La rencontre de Pauline
Parker et de Juliet Hulme est déterminante. De caractères opposés
mais chacune à leur manière, rêveuses révoltées contre
l'institution, Peter Jackson met en parallèle et avec beaucoup de
sensibilité les difficultés qu'elles vont rencontrer avec leurs
familles respectives. Des parents qui ne comprennent ni n'acceptent
la relation que nouent les deux jeunes filles. À la frontière d'une
homosexualité qui est encore à l'époque, très loin d'être
acceptée dans la communauté. En composant avec les écrits de
Pauline Parker, Peter Jackson se frotte à l'univers fantasmagorique
que les deux adolescentes ont créé de toutes pièces. Ce quatrième
monde qui à l'origine est le fruit de l'imagination de Juliet. Un
paradis, ''en mieux'', sans chrétiens. Et puis surtout, le monde
imaginaire de Borovnia. Coloré, verdoyant, où vivent les
personnages de pâte à modeler confectionnés par les deux amies
elles-mêmes. C'est là qu'elles se réfugient, s'inventent un
imaginaire, mais perdent également pied avec la réalité.
Le conte de fée se
transforme alors peu à peu en cauchemar. Beau et cruel à la fois,
Créatures célestes mêle réel et fantastique. C'est
à travers les écrits de Pauline Parker, et donc à travers sa voix
unique que Peter Jackson nous conte ce terrifiant fait-divers,
multipliant les séquences oniriques sans qu'elles n’entachent
cependant à aucun moment le déroulement de l'intrigue principale.

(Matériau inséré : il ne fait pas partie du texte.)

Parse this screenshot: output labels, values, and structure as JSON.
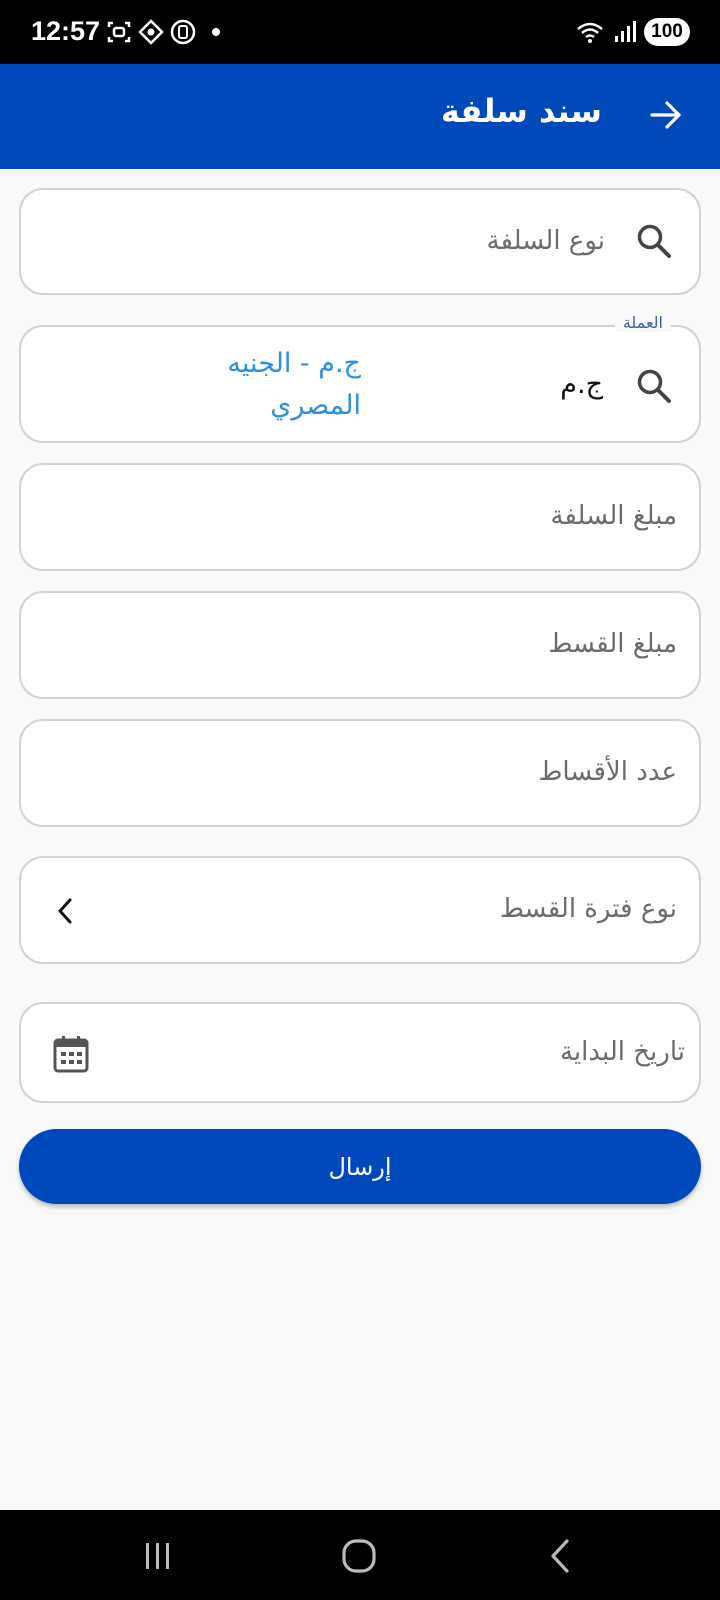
{
  "status_bar": {
    "time": "12:57",
    "battery": "100",
    "icons": [
      "screenshot-icon",
      "app-icon",
      "app-icon",
      "dot",
      "wifi-icon",
      "signal-icon",
      "battery-icon"
    ]
  },
  "header": {
    "title": "سند سلفة",
    "back_icon": "arrow-right-icon"
  },
  "form": {
    "advance_type": {
      "placeholder": "نوع السلفة"
    },
    "currency": {
      "label": "العملة",
      "code": "ج.م",
      "name": "ج.م - الجنيه المصري"
    },
    "advance_amount": {
      "placeholder": "مبلغ السلفة"
    },
    "installment_amount": {
      "placeholder": "مبلغ القسط"
    },
    "installments_count": {
      "placeholder": "عدد الأقساط"
    },
    "installment_period_type": {
      "placeholder": "نوع فترة القسط"
    },
    "start_date": {
      "placeholder": "تاريخ البداية"
    },
    "submit_label": "إرسال"
  },
  "colors": {
    "primary": "#0049bb",
    "link": "#2f8fdc",
    "border": "#d2d3da"
  }
}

Dans le rôle de Pauline Parker, on retrouve donc Melanie Lynskey,
ainsi que la britannique Kate Winslet dans celui de Juliet Hulme dont il s'agissait là du tout
premier rôle sur grand écran. Produit par la propre maison de
production de Peter Jackson, WingNut Films, Créatures
célestes
n'a coûté que cinq millions de dollars environ, ce qui n'empêche
pas le film d'arborer d'excellents effets-spéciaux analogiques. Les
jury de nombreux festivals où le film fut nominé n'étant pas
restés insensibles au sujet ni sans doute à la performance de ses
deux principales interprètes, le film est notamment reparti avec le
grand prix du Festival
du Film Fantastique de Gérarmer
en 1995, ainsi que le
Lion d'Argent pour le meilleur réalisateur à
la Mostra de Venise l'année précédente. Si Créatures
célestes n'est
certes pas le plus abouti des films de son auteur, il s'avère par
contre en tout point original et remarquable... Un joyau...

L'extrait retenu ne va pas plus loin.